Prontos? Então lembrem de como era bom sentir terra e grama entre os dedos dos pés, como era ver a paisagem do alto de uma árvore, como era colocar a cabeça para fora da janela do carro do seu pai para sentir o vento no rosto, em um dia de calor. Tentem ouvir o riso de todas as crianças com quem já brincaram e redesenhar seus rostos com hidrocor e giz de cera. Tentem ouvir suas mães gritando na janela, avisando que o almoço está pronto. Lembrem-se dos brinquedos e brincadeiras, de como a imaginação dava vida aos bonecos e bonecas e criava tramas inocentes que faziam as tardes passarem depressa.

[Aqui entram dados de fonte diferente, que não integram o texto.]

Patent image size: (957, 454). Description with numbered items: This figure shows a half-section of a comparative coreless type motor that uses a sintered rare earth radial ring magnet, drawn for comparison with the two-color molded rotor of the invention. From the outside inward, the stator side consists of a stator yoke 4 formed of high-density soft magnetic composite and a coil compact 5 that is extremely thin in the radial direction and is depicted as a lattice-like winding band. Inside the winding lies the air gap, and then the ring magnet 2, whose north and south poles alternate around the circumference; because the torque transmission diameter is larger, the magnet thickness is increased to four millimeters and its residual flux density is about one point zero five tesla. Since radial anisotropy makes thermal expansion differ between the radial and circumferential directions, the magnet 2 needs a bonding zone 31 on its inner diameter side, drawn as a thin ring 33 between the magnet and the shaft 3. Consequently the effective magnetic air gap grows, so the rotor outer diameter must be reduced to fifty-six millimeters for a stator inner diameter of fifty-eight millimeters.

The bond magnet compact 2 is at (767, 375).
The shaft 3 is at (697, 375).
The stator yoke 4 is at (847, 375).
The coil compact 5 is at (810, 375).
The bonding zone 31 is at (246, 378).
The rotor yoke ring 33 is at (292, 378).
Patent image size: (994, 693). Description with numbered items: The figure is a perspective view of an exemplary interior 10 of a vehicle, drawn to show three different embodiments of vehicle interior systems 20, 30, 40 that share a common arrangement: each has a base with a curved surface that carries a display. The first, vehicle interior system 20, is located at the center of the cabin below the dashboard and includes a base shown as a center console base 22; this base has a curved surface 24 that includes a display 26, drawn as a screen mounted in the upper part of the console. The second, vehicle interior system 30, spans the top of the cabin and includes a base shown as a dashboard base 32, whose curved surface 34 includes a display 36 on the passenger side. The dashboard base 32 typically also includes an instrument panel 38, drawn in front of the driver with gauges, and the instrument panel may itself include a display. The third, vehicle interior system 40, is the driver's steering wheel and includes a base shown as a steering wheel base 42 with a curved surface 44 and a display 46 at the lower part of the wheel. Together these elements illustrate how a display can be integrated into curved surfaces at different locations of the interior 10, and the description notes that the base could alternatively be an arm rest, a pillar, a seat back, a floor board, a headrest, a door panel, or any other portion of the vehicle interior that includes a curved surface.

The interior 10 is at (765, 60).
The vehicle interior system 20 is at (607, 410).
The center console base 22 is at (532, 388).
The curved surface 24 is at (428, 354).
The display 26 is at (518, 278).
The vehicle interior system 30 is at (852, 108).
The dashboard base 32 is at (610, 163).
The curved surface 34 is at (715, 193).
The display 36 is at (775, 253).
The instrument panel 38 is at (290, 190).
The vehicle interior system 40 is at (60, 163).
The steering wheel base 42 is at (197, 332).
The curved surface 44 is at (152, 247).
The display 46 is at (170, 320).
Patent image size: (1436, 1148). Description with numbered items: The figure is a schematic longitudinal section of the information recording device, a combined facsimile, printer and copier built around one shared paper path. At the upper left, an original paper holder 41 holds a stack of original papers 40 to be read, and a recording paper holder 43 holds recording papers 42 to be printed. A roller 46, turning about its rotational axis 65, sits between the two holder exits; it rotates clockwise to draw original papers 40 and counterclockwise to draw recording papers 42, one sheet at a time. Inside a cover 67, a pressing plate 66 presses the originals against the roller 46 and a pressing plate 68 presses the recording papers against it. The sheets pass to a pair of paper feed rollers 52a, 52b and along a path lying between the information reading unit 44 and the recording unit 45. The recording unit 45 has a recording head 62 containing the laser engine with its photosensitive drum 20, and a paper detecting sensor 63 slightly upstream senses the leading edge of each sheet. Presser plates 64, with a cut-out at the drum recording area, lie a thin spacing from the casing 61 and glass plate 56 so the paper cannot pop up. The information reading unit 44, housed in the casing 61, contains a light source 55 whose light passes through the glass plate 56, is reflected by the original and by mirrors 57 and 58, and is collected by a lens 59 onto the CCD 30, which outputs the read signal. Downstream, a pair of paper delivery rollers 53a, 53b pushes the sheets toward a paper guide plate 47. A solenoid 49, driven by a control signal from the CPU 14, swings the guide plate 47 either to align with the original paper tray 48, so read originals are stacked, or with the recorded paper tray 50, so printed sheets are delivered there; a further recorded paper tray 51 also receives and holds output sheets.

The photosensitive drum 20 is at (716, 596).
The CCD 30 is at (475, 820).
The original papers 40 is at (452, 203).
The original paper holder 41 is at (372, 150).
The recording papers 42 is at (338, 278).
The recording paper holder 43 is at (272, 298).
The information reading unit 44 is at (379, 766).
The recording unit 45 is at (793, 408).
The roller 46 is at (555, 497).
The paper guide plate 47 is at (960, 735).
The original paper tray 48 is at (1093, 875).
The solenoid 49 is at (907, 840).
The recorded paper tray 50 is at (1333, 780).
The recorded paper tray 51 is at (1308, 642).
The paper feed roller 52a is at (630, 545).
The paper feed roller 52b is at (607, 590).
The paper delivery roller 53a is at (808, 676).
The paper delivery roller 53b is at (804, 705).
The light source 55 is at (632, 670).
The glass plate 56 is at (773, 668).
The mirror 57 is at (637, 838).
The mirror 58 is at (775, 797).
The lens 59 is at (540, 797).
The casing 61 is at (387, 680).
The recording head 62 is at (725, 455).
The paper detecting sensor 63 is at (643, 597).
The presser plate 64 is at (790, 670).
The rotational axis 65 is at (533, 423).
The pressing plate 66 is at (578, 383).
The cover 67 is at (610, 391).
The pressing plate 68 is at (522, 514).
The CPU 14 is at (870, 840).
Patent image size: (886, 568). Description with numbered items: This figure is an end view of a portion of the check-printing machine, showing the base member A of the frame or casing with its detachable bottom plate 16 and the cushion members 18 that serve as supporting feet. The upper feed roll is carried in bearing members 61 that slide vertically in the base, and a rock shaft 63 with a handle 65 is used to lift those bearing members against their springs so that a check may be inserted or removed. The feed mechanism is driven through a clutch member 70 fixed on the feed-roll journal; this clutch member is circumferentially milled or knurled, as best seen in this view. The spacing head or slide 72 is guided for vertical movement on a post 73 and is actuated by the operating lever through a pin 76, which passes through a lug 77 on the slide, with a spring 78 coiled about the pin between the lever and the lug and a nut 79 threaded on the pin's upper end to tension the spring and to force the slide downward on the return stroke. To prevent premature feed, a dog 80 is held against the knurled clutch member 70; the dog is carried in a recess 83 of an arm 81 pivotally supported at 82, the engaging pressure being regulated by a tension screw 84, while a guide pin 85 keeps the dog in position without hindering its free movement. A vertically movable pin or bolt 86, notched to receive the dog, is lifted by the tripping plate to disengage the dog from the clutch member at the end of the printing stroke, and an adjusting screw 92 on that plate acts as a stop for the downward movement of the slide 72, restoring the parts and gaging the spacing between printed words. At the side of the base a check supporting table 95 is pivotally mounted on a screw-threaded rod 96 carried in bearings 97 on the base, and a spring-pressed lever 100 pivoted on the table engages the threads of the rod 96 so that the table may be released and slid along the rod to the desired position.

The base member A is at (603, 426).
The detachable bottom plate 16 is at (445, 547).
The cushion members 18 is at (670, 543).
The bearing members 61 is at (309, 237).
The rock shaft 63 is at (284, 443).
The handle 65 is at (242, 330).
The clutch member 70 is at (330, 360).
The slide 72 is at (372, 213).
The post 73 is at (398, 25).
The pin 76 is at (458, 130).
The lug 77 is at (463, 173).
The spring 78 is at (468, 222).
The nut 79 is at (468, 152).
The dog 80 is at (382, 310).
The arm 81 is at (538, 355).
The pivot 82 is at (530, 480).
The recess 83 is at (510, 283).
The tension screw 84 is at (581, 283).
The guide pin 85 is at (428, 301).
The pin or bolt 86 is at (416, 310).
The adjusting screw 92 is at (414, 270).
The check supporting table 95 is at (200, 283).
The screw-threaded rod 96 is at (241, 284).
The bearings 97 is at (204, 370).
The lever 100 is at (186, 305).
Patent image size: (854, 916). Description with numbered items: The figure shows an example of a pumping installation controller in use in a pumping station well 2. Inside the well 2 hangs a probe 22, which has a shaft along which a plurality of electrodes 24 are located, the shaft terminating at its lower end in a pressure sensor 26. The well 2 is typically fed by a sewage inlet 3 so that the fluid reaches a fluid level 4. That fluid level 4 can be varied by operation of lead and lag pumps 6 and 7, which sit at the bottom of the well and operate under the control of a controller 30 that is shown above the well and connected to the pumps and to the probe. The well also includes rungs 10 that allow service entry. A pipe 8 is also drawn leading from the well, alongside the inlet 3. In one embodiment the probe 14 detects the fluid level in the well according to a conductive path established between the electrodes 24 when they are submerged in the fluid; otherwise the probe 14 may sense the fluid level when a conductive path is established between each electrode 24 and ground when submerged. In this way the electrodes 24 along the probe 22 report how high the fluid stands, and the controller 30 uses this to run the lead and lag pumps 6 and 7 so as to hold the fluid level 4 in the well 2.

Vejam-se assistindo os desenhos animados e lendo os livros e revistas em quadrinhos que vocês tanto gostavam. Revivam as viagens em família, as festas de aniversários e as vésperas de Natal. Vejam, ouçam e sintam tudo outra vez e, se esta pequena viagem no tempo lhes foi agradável, façam uma grande reverência à infância e mantenham constante o contato com suas crianças interiores, porque um dos segredos de uma vida feliz é ver o mundo com os olhos de uma criança.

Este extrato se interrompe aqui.